“那亚路嘉会有事吗?”想通关键的奇犽连忙问道。
亚兰耸耸肩,不甚在意道:“这就是我说的他的问题大不大得看是哪个方面的,对于埃来说,自然没什么问题,无非是回到自己更舒适的区域,但对于身为囚笼的人类来说……可能会死吧。”
亚兰原本以为这个揍敌客在听到这种答案会情绪失控,却不曾想那人脸色确实苍白了几分但没有失去理智也没迁怒,而是沉声问道:“解决的方法呢?”
“嗯?”没想到奇犽会突然这么问的亚兰下意识挑了挑眉。
“你会这么说,难道不是有解决办法吗?”
奇犽和这个窟卢塔人接触不久,但每次接触时给他的印象都有很深,那就是过分冷漠无情,并不在意他人的生死。所以,如果他没办法的话,回答就不会是‘可能会死吧’,而是‘等死吧’这种更直接、也更不顾他人感受的回答。

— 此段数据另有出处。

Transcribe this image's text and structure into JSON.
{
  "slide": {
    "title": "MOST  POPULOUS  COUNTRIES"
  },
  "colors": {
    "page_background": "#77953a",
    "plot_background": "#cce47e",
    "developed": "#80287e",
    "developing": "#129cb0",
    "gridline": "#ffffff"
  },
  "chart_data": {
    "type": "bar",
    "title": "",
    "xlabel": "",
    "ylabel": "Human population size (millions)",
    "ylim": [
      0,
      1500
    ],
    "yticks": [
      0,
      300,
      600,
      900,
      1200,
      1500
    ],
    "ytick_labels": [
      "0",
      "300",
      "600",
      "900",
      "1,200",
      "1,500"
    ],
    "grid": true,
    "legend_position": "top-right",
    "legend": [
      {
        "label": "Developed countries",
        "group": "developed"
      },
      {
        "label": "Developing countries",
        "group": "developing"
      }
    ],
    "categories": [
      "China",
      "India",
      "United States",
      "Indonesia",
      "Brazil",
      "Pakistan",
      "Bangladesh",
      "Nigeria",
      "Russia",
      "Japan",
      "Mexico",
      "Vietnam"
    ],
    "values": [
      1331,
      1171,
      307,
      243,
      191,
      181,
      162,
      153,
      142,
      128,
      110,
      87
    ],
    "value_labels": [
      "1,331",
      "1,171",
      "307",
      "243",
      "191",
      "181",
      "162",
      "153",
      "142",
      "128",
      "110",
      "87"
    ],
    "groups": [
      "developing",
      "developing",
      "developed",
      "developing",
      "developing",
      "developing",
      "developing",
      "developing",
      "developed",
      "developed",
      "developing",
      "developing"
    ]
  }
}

“有倒是有。”亚兰大方承认了,“毁掉那只壶就行。藏在壶里的东西没了寄宿体就会失去原有作用……但我没找到。”
“没找到?”
“嗯,它已经不在壶里了。”
在与酷拉皮卡分开行动的时间里,除了轮流当班守护十四王子外,其余时间他们一个去赴约四王子的宴请,一个去寻找那只壶。亚兰负责的是后者,但他去晚了,找到那只壶的时候,那壶就只是个普通的黑暗产物了。
“那它去了哪里?”
奇犽还没问,也一并跟来但一直没参与话题的糜稽突然先一步问了。
糜稽着急是因为这影响他能不能摇到人。
在发现事情远比他想的还要严重几分的时候,他就考虑要不要把爹和爷都摇来,但怎么摇也是个关键,如果什么事都不解释清楚的话,爹跟爷可能理都不会理他。
“我不清……”
亚兰原本想说不知道,如果他知道了,也不会待在这里和一屋子他不是很想搭理的揍敌客和富力士说话。
但话才刚出口,就被人打断了。
“我……知道。”
“酷拉皮卡?”就坐在酷拉皮卡身边的小杰最先注意到酷拉皮卡醒了,见他要坐起身赶忙扶了一把,并关切道,“你怎么样了?”
“我没事。”酷拉皮卡神色淡淡地摆摆手,声音里透着刚醒后的沙哑。
“你知道?”亚兰蹙眉,见酷拉皮卡没立刻回答,只是用那双比平时冷淡的眼睛望着自己,想到酷拉皮卡会昏迷的原因,亚兰突然有了一个猜测,”难道在他那里?”
“对。”酷拉皮卡点头。
见两人打着哑谜,小杰不解问道:“是谁?”
不知是不是他的错觉,他觉得醒来后的酷拉皮卡好像……比原来冷漠很多……就像身体能产生情绪的功能被夺走了一样。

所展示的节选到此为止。